Какое-то время мы сидим в молчании, затем Макгонагалл осторожно спрашивает:
- Конечно, все это более чем странно, но, Гарри… ведь следствие по его делу уже закончено, я не ошибаюсь?
- Да, - киваю я, - сейчас у него просто выясняют подробности про других Пожирателей, и недели, наверное, через полторы, когда он всех сдаст, его ждет суд.
- Тогда… прости, но почему тебя так все это интересует? Ты же наверняка делаешь сейчас то, что тебе не поручали, ведь так?
- Да, мне ничего подобного не поручали… но, профессор, вы ведь тоже сказали, что не понимаете, почему он так подставился сегодня, - я пытаюсь поймать взгляд Макгонагалл, но она опускает глаза.
- Просто… у меня не укладывается в голове, - очень тихо произносит она, - как может один человек делать столь взаимоисключающие вещи - служить Волдеморту - и защищать школьников.
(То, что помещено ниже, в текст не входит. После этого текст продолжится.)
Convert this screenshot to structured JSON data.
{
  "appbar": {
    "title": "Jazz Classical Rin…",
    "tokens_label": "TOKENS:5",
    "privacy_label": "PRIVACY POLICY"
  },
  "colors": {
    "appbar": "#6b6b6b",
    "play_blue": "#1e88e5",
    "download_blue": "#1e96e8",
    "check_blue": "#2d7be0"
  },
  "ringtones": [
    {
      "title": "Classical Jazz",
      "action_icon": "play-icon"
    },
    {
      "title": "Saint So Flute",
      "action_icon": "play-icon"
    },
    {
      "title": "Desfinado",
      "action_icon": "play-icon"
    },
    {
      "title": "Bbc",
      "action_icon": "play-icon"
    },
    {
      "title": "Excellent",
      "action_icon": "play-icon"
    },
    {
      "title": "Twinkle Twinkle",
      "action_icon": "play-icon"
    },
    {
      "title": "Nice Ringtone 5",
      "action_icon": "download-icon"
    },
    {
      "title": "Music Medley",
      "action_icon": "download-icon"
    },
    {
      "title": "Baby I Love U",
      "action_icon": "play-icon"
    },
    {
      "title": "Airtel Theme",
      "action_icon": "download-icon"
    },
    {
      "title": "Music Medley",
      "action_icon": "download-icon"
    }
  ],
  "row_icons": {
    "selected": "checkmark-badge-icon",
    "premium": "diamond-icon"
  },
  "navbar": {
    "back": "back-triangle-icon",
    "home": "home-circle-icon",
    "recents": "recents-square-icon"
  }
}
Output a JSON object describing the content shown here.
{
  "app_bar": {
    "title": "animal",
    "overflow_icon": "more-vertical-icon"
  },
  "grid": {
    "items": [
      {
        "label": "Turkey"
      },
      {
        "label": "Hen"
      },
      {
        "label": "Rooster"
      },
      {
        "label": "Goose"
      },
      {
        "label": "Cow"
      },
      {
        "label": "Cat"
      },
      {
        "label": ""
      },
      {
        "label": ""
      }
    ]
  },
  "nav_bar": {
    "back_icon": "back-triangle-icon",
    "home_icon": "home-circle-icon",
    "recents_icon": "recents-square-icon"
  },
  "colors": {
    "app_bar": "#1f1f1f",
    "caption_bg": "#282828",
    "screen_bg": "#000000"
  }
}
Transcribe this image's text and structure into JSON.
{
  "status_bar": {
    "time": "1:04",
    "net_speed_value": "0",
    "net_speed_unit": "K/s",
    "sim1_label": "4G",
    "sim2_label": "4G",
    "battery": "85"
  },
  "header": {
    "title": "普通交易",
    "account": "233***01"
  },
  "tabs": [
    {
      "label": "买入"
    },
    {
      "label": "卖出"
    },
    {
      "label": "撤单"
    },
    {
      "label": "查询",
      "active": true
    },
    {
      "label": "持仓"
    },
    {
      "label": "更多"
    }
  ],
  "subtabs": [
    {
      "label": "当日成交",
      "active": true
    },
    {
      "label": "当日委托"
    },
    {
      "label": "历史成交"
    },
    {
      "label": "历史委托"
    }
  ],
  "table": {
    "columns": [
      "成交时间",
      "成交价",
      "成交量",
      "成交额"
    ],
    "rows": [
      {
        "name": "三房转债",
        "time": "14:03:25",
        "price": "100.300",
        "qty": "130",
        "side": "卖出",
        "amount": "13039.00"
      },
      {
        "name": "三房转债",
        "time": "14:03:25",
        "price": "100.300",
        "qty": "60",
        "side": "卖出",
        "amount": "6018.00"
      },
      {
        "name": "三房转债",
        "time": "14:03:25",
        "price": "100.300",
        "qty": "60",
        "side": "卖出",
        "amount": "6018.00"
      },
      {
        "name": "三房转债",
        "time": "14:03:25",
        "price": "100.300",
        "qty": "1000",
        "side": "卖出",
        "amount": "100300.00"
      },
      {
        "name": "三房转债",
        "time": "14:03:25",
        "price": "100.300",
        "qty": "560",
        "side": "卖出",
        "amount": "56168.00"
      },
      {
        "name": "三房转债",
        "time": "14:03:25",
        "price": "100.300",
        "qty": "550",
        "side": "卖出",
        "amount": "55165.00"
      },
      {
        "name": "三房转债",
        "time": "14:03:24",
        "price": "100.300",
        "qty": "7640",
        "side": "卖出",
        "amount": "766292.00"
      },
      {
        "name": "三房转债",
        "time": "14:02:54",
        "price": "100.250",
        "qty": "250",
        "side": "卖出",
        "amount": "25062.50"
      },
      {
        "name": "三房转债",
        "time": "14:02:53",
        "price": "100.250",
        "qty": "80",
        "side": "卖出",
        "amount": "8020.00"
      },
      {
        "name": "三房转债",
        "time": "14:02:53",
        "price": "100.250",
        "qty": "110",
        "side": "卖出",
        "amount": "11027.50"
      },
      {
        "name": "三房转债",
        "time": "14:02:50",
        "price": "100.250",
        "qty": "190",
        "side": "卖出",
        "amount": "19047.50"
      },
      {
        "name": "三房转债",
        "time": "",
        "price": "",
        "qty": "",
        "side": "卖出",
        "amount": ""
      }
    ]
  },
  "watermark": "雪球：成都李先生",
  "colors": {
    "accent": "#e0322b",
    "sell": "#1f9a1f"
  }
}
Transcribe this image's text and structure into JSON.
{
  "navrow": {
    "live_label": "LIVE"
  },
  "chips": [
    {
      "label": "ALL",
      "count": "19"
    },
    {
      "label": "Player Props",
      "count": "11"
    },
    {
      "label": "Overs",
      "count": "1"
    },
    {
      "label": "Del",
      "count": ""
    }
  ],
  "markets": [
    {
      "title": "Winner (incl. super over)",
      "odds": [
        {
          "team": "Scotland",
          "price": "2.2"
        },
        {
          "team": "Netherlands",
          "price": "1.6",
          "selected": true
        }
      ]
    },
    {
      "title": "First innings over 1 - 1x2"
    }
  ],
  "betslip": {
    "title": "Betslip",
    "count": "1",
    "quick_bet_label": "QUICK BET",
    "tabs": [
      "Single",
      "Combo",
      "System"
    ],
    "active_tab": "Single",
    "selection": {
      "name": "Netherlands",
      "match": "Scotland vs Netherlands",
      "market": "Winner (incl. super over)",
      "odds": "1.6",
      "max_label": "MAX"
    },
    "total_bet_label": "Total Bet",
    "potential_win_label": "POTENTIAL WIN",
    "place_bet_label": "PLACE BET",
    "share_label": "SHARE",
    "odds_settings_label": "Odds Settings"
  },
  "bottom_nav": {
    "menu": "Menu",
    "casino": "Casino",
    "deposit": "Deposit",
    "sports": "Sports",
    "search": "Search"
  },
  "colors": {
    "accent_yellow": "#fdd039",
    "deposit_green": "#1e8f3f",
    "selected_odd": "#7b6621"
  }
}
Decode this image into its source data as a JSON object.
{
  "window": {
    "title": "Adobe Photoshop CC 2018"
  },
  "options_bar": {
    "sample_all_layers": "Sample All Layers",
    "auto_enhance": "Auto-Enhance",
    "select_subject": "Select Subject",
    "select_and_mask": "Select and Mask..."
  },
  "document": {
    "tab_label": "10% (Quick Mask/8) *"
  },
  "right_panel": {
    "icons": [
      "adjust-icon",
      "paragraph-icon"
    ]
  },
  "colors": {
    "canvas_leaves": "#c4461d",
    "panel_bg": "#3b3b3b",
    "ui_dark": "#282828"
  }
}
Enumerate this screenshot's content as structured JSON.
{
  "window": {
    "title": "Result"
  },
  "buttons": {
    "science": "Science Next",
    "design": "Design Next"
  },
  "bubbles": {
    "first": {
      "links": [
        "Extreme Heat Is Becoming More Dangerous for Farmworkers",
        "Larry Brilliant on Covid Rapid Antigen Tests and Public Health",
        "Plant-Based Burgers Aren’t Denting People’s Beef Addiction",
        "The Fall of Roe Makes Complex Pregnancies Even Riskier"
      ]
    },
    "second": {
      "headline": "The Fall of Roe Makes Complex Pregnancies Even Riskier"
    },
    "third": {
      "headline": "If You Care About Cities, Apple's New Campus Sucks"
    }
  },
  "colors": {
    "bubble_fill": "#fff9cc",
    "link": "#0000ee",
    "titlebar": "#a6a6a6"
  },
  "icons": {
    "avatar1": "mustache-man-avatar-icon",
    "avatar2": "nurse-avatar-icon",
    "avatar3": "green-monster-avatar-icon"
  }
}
- Вот и у меня не укладывается, - угрюмо киваю я. - И если аврорату это неинтересно, то мне… Понимаете, - мне почему-то перестает хватать воздуха, - я… ненавижу недомолвки. И ненавижу заблуждаться. Я слишком часто в своей жизни заблуждался - и каждый раз из-за этого случались ужасные вещи. На втором курсе чуть не погибла Джинни. На третьем мы упустили Петтигрю. На четвертом - погиб Седрик. На пятом, - я чувствую, как перехватывает горло, и Макгонагалл встревоженно касается моей руки, - я потерял Сириуса. И… - я вынужден остановиться, потому что в горле стоит тугой комок. Макгонагалл быстро пододвигает ко мне чашку с остывшим чаем, я торопливо отхлебываю и сдавленным голосом заканчиваю:
- В общем, я просто хочу знать правду. Всю правду. Почему он делал то, что делал. Почему потом потерял память. Что он еще забыл. Думаю, вы тоже этого хотите.
- Вряд ли даже портрет Дамблдора, - Макгонагалл бросает взгляд на темное пятно на стене, - даст нам ответы на все эти вопросы.
- Вот поэтому я и пытаюсь выяснить хоть что-то сам, - вздыхаю я. - Спасибо за чай, профессор, мне уже пора.